LEADERSHIP GATEWAY »
Interfaith Explorations
The Interfaith Explorations Gateway offers students meaningful encounters with a variety of religious, spiritual, and philosophical traditions and pathways. Through cooperative activities and events, students witness the multiple ways in which people of faith live according to shared values.
Why Interfaith Explorations?
The gateway encourages cultivation, exploration, and challenging students' own spirituality, faith, or no faith while in college. The gateway allows the student to not only think about what she wants to be but who she wants to be. Interfaith Explorations helps students develop relationships with people of all kinds of religious, spiritual, and philosophical backgrounds.
Who may apply?
Like all Leadership Gateways, the Interfaith Explorations Gateway is open to all first-year students in Mary Baldwin’s undergraduate residential college, regardless of her intended major. A curiosity about the variety of global religions, world views, spiritual practices, and faith traditions is all that is required — regardless of whether she is a skeptic, a spiritual seeker, or religiously devout.
Are there required courses?
Students in the gateway take REL 130: Faith, Life, and Service as well as MBC 101: Orientation to College.
Students may also consider completing a minor in religion, philosophy, or ministry (which includes a track for both Christian-based and non-Christian based vocations).

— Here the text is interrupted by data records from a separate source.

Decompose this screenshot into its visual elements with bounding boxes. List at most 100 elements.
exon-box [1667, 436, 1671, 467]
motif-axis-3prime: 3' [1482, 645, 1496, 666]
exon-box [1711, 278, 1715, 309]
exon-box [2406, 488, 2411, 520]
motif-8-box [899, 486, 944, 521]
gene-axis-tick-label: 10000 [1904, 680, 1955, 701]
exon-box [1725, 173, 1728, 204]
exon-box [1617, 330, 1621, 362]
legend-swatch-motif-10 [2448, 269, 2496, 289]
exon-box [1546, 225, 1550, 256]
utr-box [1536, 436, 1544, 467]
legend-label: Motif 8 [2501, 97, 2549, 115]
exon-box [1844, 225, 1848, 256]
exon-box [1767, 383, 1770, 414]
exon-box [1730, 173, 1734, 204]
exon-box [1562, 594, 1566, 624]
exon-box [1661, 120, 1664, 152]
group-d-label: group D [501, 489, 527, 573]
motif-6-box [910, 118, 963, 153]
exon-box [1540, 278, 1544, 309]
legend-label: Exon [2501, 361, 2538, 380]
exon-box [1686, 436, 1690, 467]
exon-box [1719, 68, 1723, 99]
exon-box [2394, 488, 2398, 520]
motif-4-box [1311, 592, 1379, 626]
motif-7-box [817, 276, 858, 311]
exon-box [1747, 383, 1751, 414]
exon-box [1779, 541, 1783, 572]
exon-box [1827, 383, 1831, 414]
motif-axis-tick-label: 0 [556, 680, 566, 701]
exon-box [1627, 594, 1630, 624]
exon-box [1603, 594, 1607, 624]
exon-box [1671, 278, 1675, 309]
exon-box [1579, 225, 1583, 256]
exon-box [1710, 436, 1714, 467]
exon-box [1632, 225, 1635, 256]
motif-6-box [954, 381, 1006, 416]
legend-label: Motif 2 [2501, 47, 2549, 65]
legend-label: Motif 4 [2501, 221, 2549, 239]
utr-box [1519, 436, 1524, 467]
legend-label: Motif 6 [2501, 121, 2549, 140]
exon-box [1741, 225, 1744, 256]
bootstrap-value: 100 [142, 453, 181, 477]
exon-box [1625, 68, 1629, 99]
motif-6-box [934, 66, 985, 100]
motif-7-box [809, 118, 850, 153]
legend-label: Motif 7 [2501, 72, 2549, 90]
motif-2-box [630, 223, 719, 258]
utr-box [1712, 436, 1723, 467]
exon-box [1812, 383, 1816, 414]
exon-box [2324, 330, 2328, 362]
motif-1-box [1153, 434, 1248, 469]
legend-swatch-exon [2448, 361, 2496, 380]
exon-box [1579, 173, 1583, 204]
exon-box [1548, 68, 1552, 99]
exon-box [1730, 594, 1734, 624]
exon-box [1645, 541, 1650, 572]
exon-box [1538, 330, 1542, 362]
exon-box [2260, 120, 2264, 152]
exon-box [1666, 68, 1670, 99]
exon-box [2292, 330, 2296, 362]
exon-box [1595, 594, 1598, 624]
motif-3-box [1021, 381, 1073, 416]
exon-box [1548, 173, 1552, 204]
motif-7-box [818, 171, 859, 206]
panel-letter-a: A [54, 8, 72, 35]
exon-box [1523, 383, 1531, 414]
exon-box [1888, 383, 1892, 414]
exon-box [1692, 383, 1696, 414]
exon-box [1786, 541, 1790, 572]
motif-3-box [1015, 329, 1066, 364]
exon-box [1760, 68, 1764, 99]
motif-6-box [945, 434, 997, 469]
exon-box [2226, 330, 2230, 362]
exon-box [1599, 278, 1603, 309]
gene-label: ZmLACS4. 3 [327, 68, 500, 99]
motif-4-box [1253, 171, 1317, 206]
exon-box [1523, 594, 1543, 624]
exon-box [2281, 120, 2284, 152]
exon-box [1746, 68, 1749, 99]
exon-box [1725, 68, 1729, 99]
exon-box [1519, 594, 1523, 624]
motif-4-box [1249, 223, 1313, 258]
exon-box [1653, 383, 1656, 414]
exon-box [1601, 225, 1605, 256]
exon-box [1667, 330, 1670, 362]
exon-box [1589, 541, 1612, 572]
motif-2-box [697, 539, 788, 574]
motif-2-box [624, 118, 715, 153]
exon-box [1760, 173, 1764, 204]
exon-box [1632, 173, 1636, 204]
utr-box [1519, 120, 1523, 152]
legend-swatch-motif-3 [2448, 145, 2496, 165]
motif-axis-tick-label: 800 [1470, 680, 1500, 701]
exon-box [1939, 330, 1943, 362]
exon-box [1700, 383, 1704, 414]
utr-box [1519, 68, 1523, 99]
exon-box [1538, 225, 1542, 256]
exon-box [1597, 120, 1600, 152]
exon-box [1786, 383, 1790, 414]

Another minor of interest is peacemaking and conflict resolution, which includes a focus on how understanding faiths across cultures can lead to finding and creating alternatives to violence.
What happens outside of class?
Students will also engage in many programming opportunities through the Office of the Chaplain. Examples of events include the Fall Faith Fair, the World Religions and Peacemaking Lecture, and Hunger and Homelessness Awareness Week spiritual activities.
What is available beyond the first year?
Students who decide to join the Quest program by the end of their first year, not only will continue explorations into religious, spiritual, and philosophical perspectives, but also have a head start on fulfilling the service and academic requirements for induction into the Carpenter Society, whose members serve as an advisors and mentors for other students.